Shanghai: On the Bus

On May 3, 2012, in Shanghai, Tours, Transportation, by Jack Li

Travel to Shanghai and you will realize it is not too dissimilar from London or New York in terms of its cosmopolitan charm (and the occasional need to carry an umbrella). The city presents a blend of East and West with its Asian food, modern brands and strong European influence in much of its architectural style. Just by looking at the trees lining the streets, anyone who has been to France will surely be able to make associations with Shanghai. A bus tour may sound like a cliché activity for any newcomer to a major city, but it can still be an effective way to learn about a destination relatively quickly, especially if your stay is short before departing on your Shanghai flights.

The good things is, most tour buses operate a hop-on-hop-off service which means you can see the whole city at your leisure without the arduous task of feeling obliged to sit there for potentially three hours. The open-topped roofs of the buses are half covered, so the back of the bus is left open. Despite the event of finding a wet seat from the rain; the back of the bus is, arguably, where the best views can be seen as you there is no window to hamper photo-taking. The company you meet on the bus often makes the tours a more memorable experience, for better or for worse. Unfortunately my audio did not work on one seat so, naturally, I moved to another with the result being the person next to me falling asleep on my shoulder – fun!

People’s Square acts as the bus route change-over which is ideal if you want to browse some shops before jumping on your next tour with the buses departing every thirty minutes. However, (from personal experience), it’s useful to remember where you put your (paper-thin) ticket and headphones for the next tour. Without the discomfort of listening to a tour guide throughout the tours, bus rides can be a very relaxing affair. All you need to do is switch on your audio set into the seat in front, select the language of your choice and enjoy the ride.

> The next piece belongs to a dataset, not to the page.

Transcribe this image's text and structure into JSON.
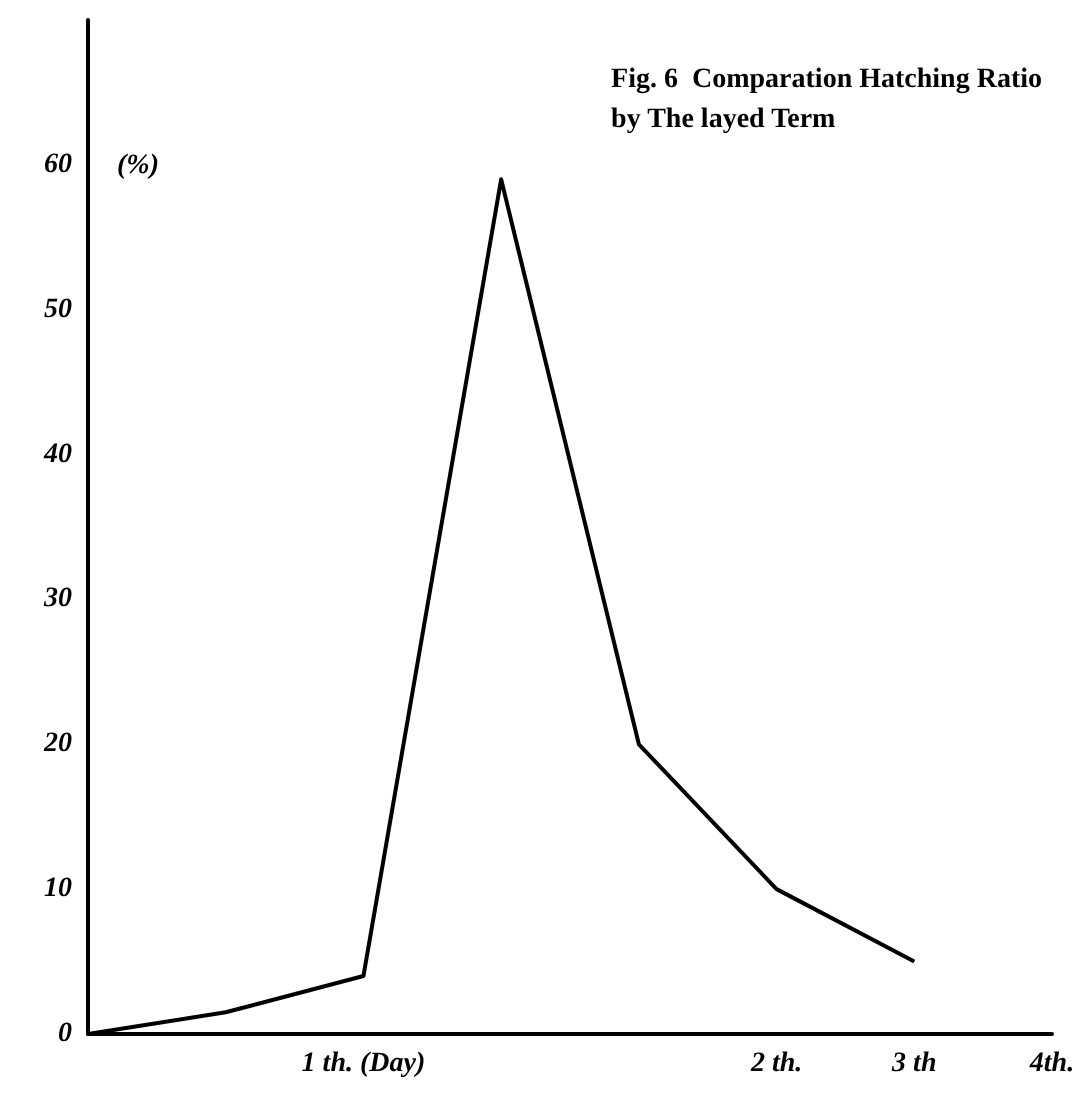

Overall, Shanghai tours are an convenient way to reach areas which are difficult to see via the subway. The spiralling Nanpu Bridge interchange, for example, is a thrilling section of the city which can best experienced on a tour. I sometimes found that the audio was out of sync with the actual landmarks, but on the whole it is easy to follow the descriptions. Besides the seeing the marvellous sights of The Bund with the Oriental Pearl Tower as the centrepiece; the tours passes lessen known features of the city like the former residence of Sun Yat-sen.